Ungeachtet meiner Bedenken melde ich mich für einen Test an. In langatmigen Formularen wringen die Forscher:innen alles an Daten aus mir raus, was Kraken wie Facebook und Instagram noch nicht aufgesogen haben. Fragen zu Zukunftsängsten, Fragen zu meinem Lebensstil, Fragen zu meinen Berufswünschen, Fragen zu meiner Familie, Fragen bis zur Schwindelattacke.
Nach minutenlangem Graben in meinen persönlichsten Bereichen bin ich durch, die Finger wund getippt und der Kopf leer. Doch es folgt süße Auflockerung. Anhand eines Fotos wird ein älteres Ich von mir erstellt, man kennt es bereits von App-Spielereien. Die KI bekommt das beste Bild. Eines, das die Gesamtheit meiner Vorzüge bündelt und Betrachter:innen ins Gesicht schleudert.
Dann berechnet das Programm. Ich warte. Und warte. Und warte. Und … kassiere wohl den härtesten Schlag, den meine Magengegend je ertragen musste.
Es ist eine 60 Jahre alte Version von mir, die aussieht wie 85. Vielleicht soll eine Schocktherapie positive Lebensentscheidungen erzwingen. Und so geht er los, der Chat mit einer abgehalfterten Zukunfts-Dystopie meiner Person.
"Hallo, ich bin Tim Kroeplin", erinnert mich das furchtbare Bild an meinen Verfall. "Ich bin 60 Jahre alt und derzeit ein erfolgreicher Journalist, der zum Autor/Soziologen wurde." Wow, Soziologe und Autor, wie ich es mir im Fragebogen gewünscht habe! Mama, sieh her, ich habe es geschafft!

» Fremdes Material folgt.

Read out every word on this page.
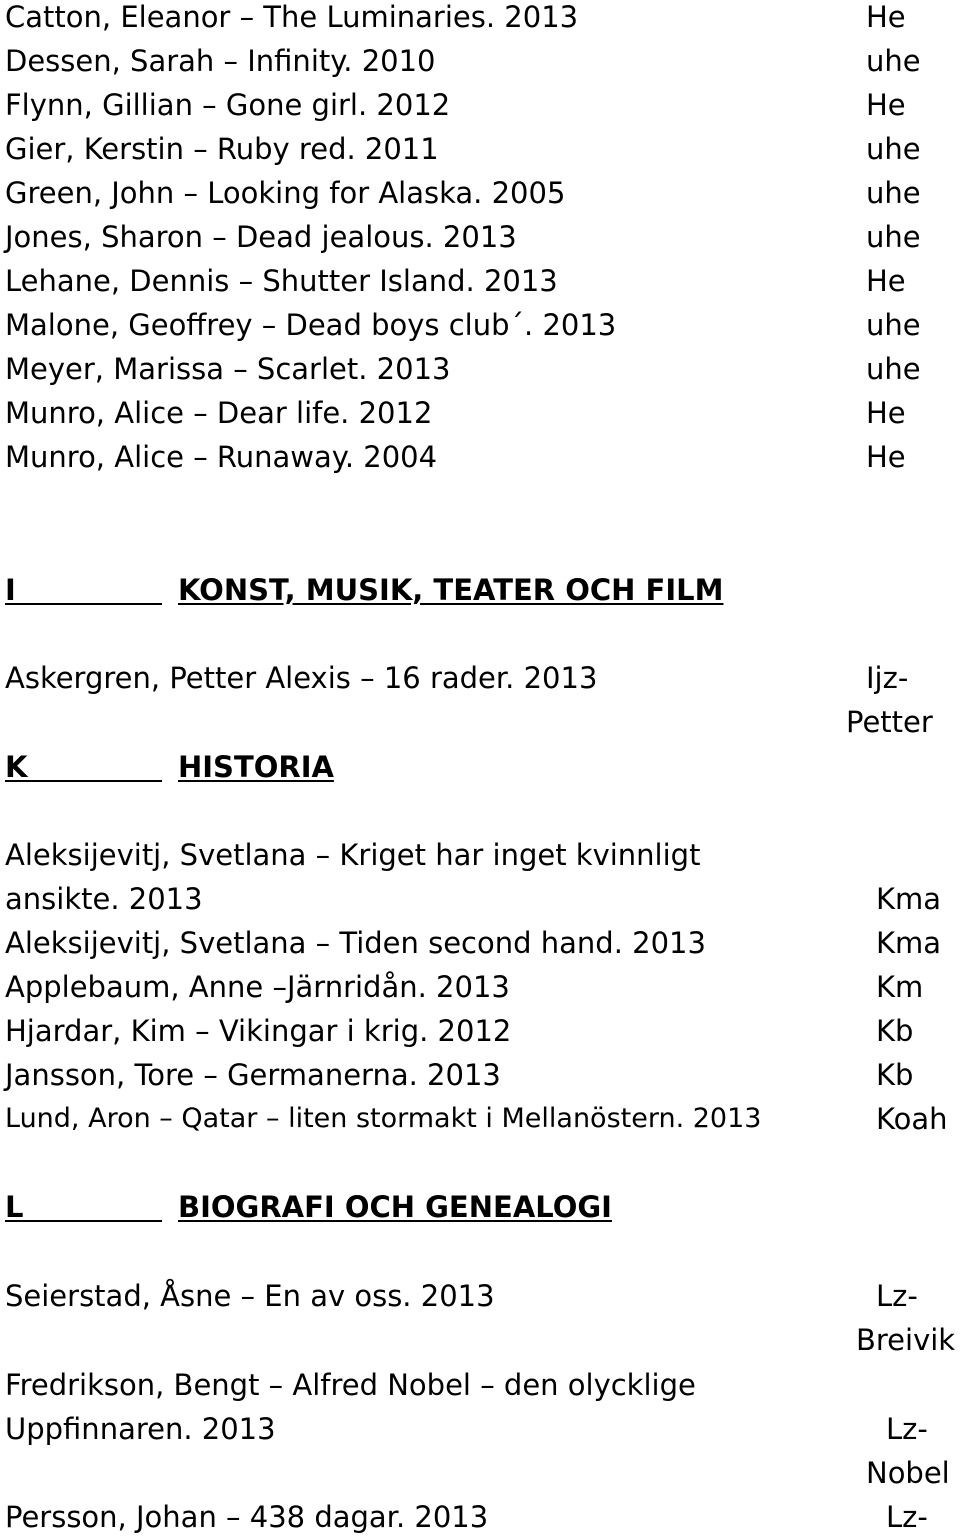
Catton, Eleanor – The Luminaries. 2013	He
Dessen, Sarah – Infinity. 2010	uhe
Flynn, Gillian – Gone girl. 2012	He
Gier, Kerstin – Ruby red. 2011	uhe
Green, John – Looking for Alaska. 2005	uhe
Jones, Sharon – Dead jealous. 2013	uhe
Lehane, Dennis – Shutter Island. 2013	He
Malone, Geoffrey – Dead boys club´. 2013	uhe
Meyer, Marissa – Scarlet. 2013	uhe
Munro, Alice – Dear life. 2012	He
Munro, Alice – Runaway. 2004	He
I	KONST, MUSIK, TEATER OCH FILM
Askergren, Petter Alexis – 16 rader. 2013	Ijz-
Petter
K	HISTORIA
Aleksijevitj, Svetlana – Kriget har inget kvinnligt
ansikte. 2013	Kma
Aleksijevitj, Svetlana – Tiden second hand. 2013	Kma
Applebaum, Anne –Järnridån. 2013	Km
Hjardar, Kim – Vikingar i krig. 2012	Kb
Jansson, Tore – Germanerna. 2013	Kb
Lund, Aron – Qatar – liten stormakt i Mellanöstern. 2013	Koah
L	BIOGRAFI OCH GENEALOGI
Seierstad, Åsne – En av oss. 2013	Lz-
Breivik
Fredrikson, Bengt – Alfred Nobel – den olycklige
Uppfinnaren. 2013	Lz-
Nobel
Persson, Johan – 438 dagar. 2013	Lz-
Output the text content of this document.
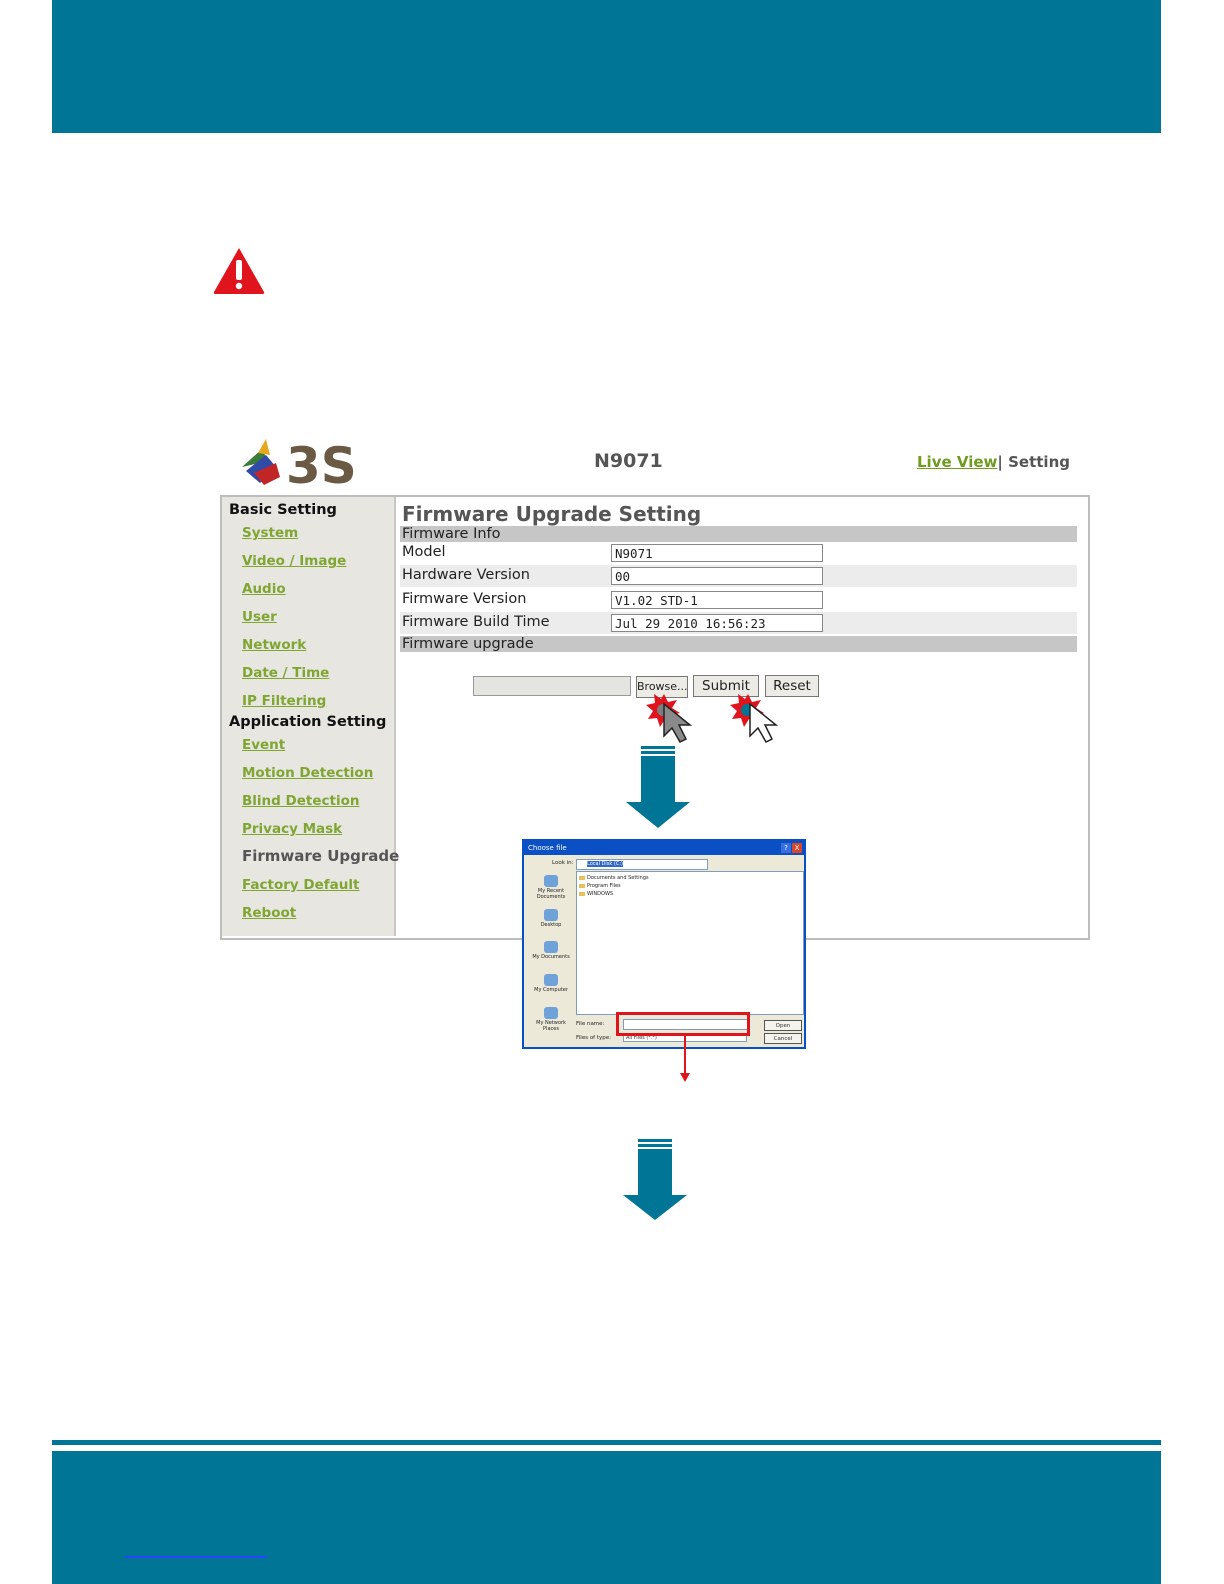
3S	N9071	Live View| Setting
Basic Setting
System
Video / Image
Audio
User
Network
Date / Time
IP Filtering
Application Setting
Event
Motion Detection
Blind Detection
Privacy Mask
Firmware Upgrade
Factory Default
Reboot
Firmware Upgrade Setting
Firmware Info
Model	N9071
Hardware Version	00
Firmware Version	V1.02 STD-1
Firmware Build Time	Jul 29 2010 16:56:23
Firmware upgrade
Browse...	Submit	Reset
Choose file	? X
Look in:	Local Disk (C:)
My Recent Documents
Desktop
My Documents
My Computer
My Network Places
Documents and Settings
Program Files
WINDOWS
File name:
Files of type:	All Files (*.*)
Open
Cancel
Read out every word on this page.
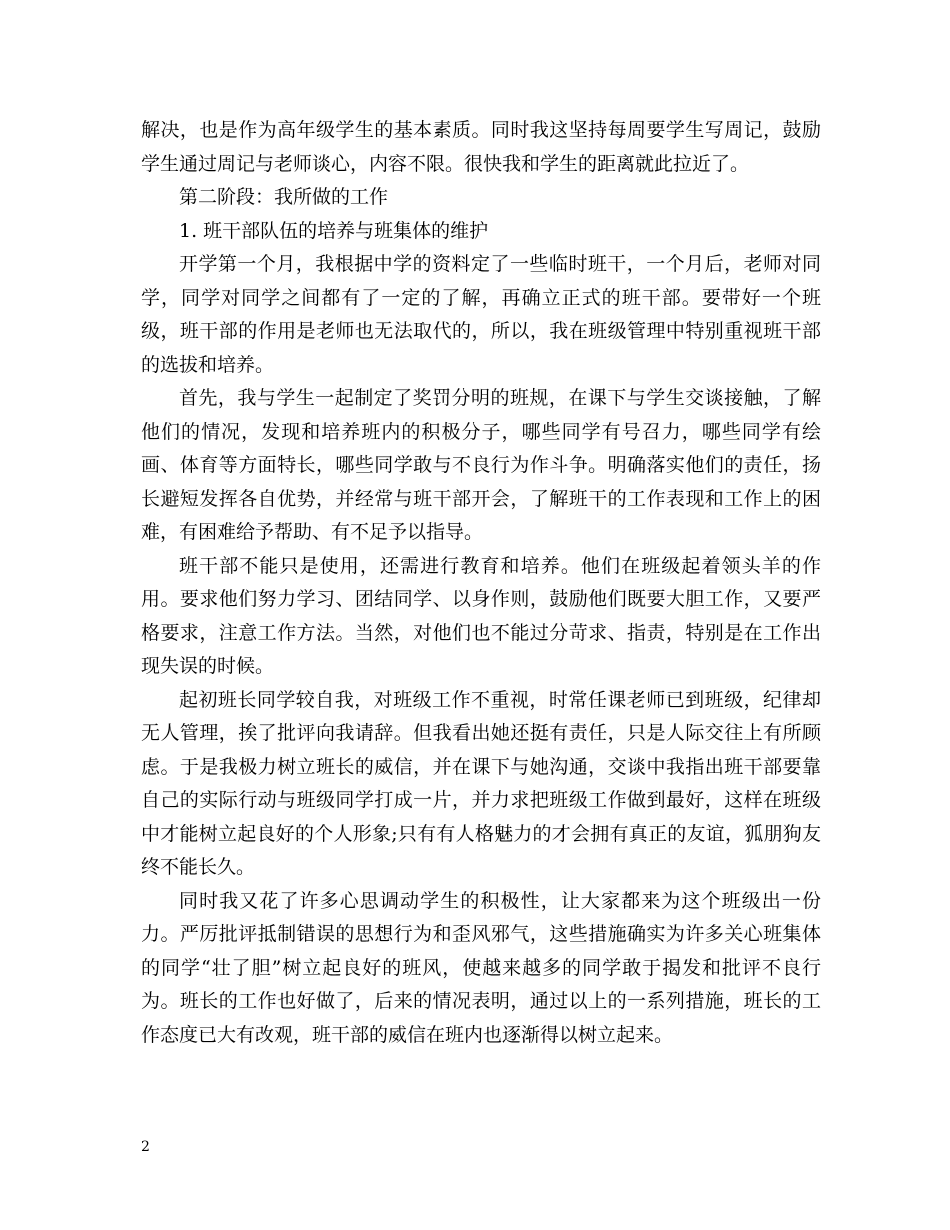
解决，也是作为高年级学生的基本素质。同时我这坚持每周要学生写周记，鼓励学生通过周记与老师谈心，内容不限。很快我和学生的距离就此拉近了。

第二阶段：我所做的工作

1. 班干部队伍的培养与班集体的维护

开学第一个月，我根据中学的资料定了一些临时班干，一个月后，老师对同学，同学对同学之间都有了一定的了解，再确立正式的班干部。要带好一个班级，班干部的作用是老师也无法取代的，所以，我在班级管理中特别重视班干部的选拔和培养。

首先，我与学生一起制定了奖罚分明的班规，在课下与学生交谈接触，了解他们的情况，发现和培养班内的积极分子，哪些同学有号召力，哪些同学有绘画、体育等方面特长，哪些同学敢与不良行为作斗争。明确落实他们的责任，扬长避短发挥各自优势，并经常与班干部开会，了解班干的工作表现和工作上的困难，有困难给予帮助、有不足予以指导。

班干部不能只是使用，还需进行教育和培养。他们在班级起着领头羊的作用。要求他们努力学习、团结同学、以身作则，鼓励他们既要大胆工作，又要严格要求，注意工作方法。当然，对他们也不能过分苛求、指责，特别是在工作出现失误的时候。

起初班长同学较自我，对班级工作不重视，时常任课老师已到班级，纪律却无人管理，挨了批评向我请辞。但我看出她还挺有责任，只是人际交往上有所顾虑。于是我极力树立班长的威信，并在课下与她沟通，交谈中我指出班干部要靠自己的实际行动与班级同学打成一片，并力求把班级工作做到最好，这样在班级中才能树立起良好的个人形象;只有有人格魅力的才会拥有真正的友谊，狐朋狗友终不能长久。

同时我又花了许多心思调动学生的积极性，让大家都来为这个班级出一份力。严厉批评抵制错误的思想行为和歪风邪气，这些措施确实为许多关心班集体的同学“壮了胆”树立起良好的班风，使越来越多的同学敢于揭发和批评不良行为。班长的工作也好做了，后来的情况表明，通过以上的一系列措施，班长的工作态度已大有改观，班干部的威信在班内也逐渐得以树立起来。

2
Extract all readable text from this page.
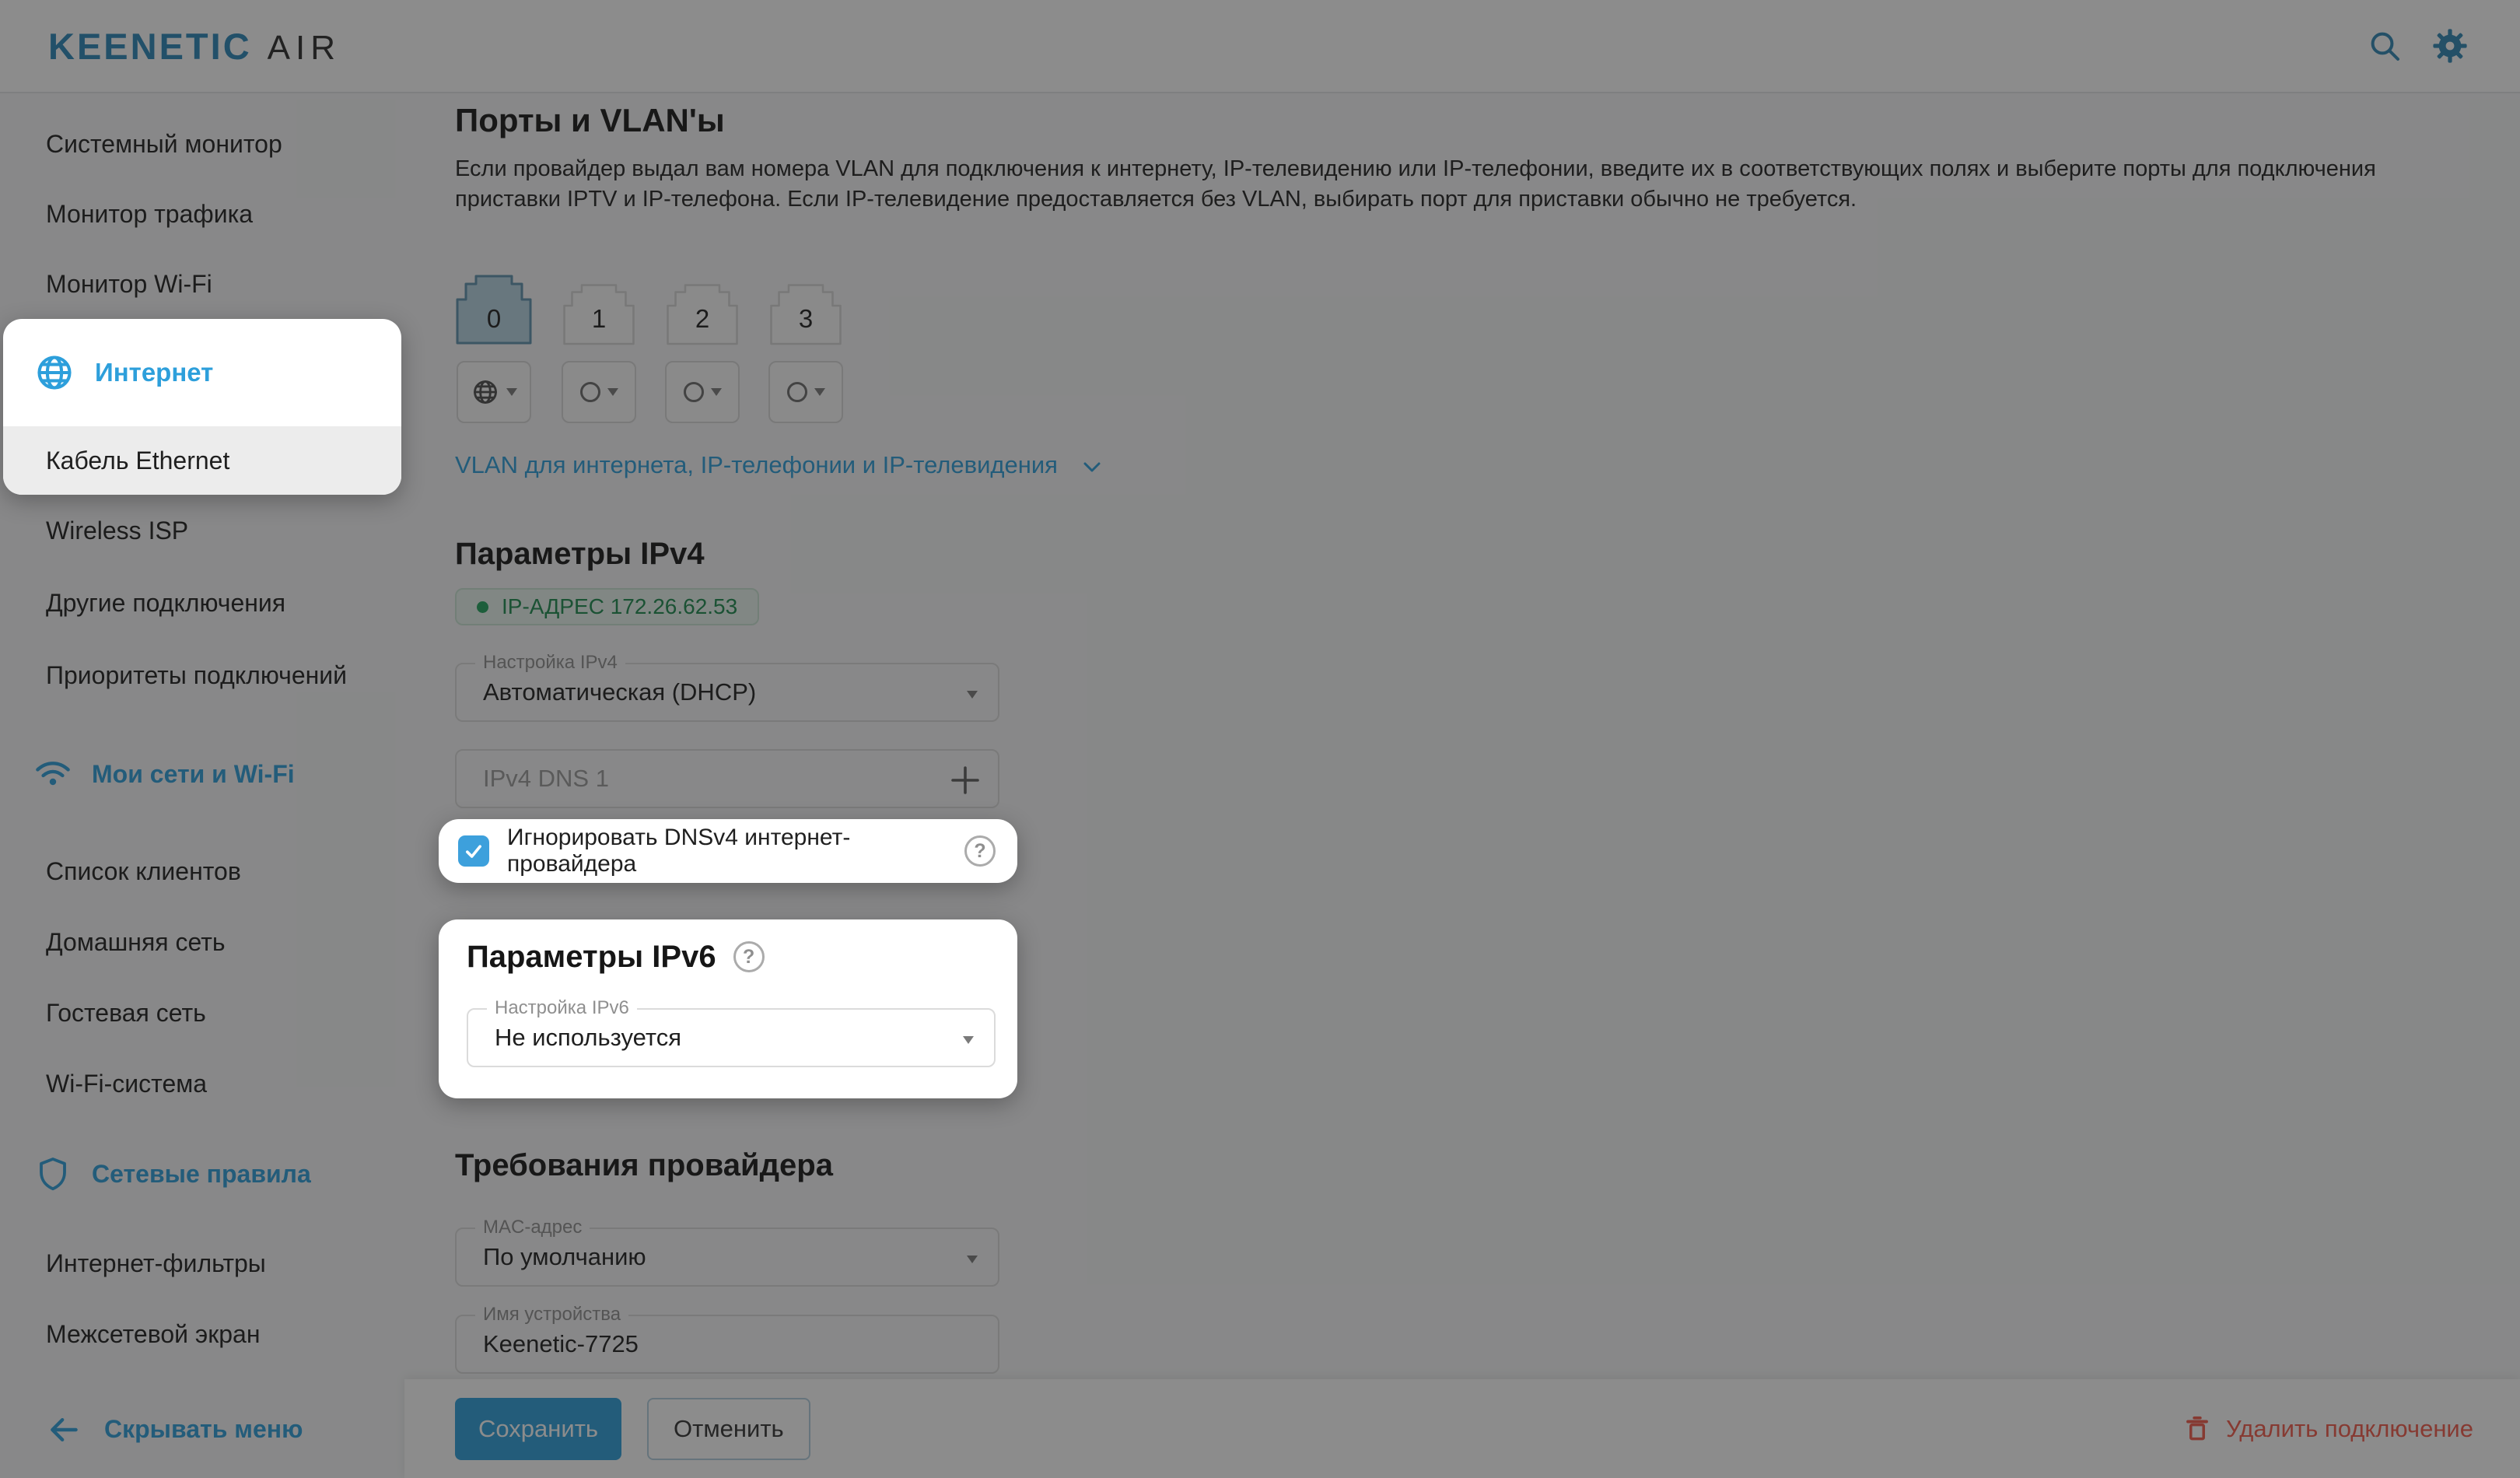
Интернет
Кабель Ethernet
IPv4 DNS 1
Игнорировать DNSv4 интернет-провайдера
?
Параметры IPv6 ?
Настройка IPv6
Не используется
Keenetic-7725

Ich frage, wie das funktionieren konnte, was mich nur zu so einem Prachtjungen gemacht hat. Die Antwort: "Die Dinge können für mich etwas anders sein, als Sie es für sich selbst in der Zukunft erwarten würden. Aber das ist das Schöne am Leben – es ist unvorhersehbar!" Also doch Strelecky.
Es folgt ein Speerfeuer aller meiner Angaben aus der Fragerunde, bloß in einen Ist-Zustand gedrückt. Zum Beispiel gab ich an, dass mir mein kleiner Bruder wichtig ist. Mir hat es in den künftigen 27 Jahren offenbar viel gegeben, zu sehen, wie mein kleiner Bruder zu einem erfolgreichen und selbstbewussten Menschen heranwuchs. Das gibt Hoffnung. Derzeit ist er 30, fürs Wachstum ist aber offenbar noch Zeit.
Meine Forschung, offenbar forsche ich, läuft wunderbar und bringt Themen nach vorn, "die von der Gesellschaft oft unbemerkt bleiben oder ignoriert werden". Ein wenig pathetisch wird es, wenn ich frage, welchen Nutzen die Forschung denn bietet. Sie sei für mich, aber auch für diejenigen, die sie berührt hat, von immenser Bedeutung, weil sie ermöglicht "Empathie zu entwickeln und nach einer gerechteren Welt für alle Menschen zu streben".
Klingt alles gut. Aber auch so, als würde ich künftig – zurückgezogen im lichtdurchfluteten Elfenbeinturm – mit gekrümmtem Rücken Visionen einer besseren Gesellschaft in meinen Computer streicheln. Der Frank-Walter-Steinmeier-Optimismus meines Zukunfts-Ichs kotzt mich an. Ich breche ab.
Für mich war es nichts, für andere offenbar schon. In einer begleiteten Studie, an der 344 Freiwillige teilgenommen haben, zogen die Forscher:innen einen positiven Schluss: Nach einer Unterhaltung zeigten sich die Proband:innen weniger ängstlich und fühlten sich mit ihrem künftigen Ich verbunden.
Doch wer würde das nicht tun, wenn das zukünftige Ich sagt, alle Wünsche und Träume gehen in Erfüllung, no worries! Es gibt ein Phänomen, bei dem Menschen vage Persönlichkeitsbeschreibungen als zutreffend empfinden, den Barnum-Effekt. Die KI setzt diesen auf Steroide.
Vielleicht ist es aber nicht schlecht, entsprechende Weichen in der Gegenwart zu legen. Für diese Erkenntnis braucht es aber keine schlecht gealterte Kuschel-Version meiner selbst.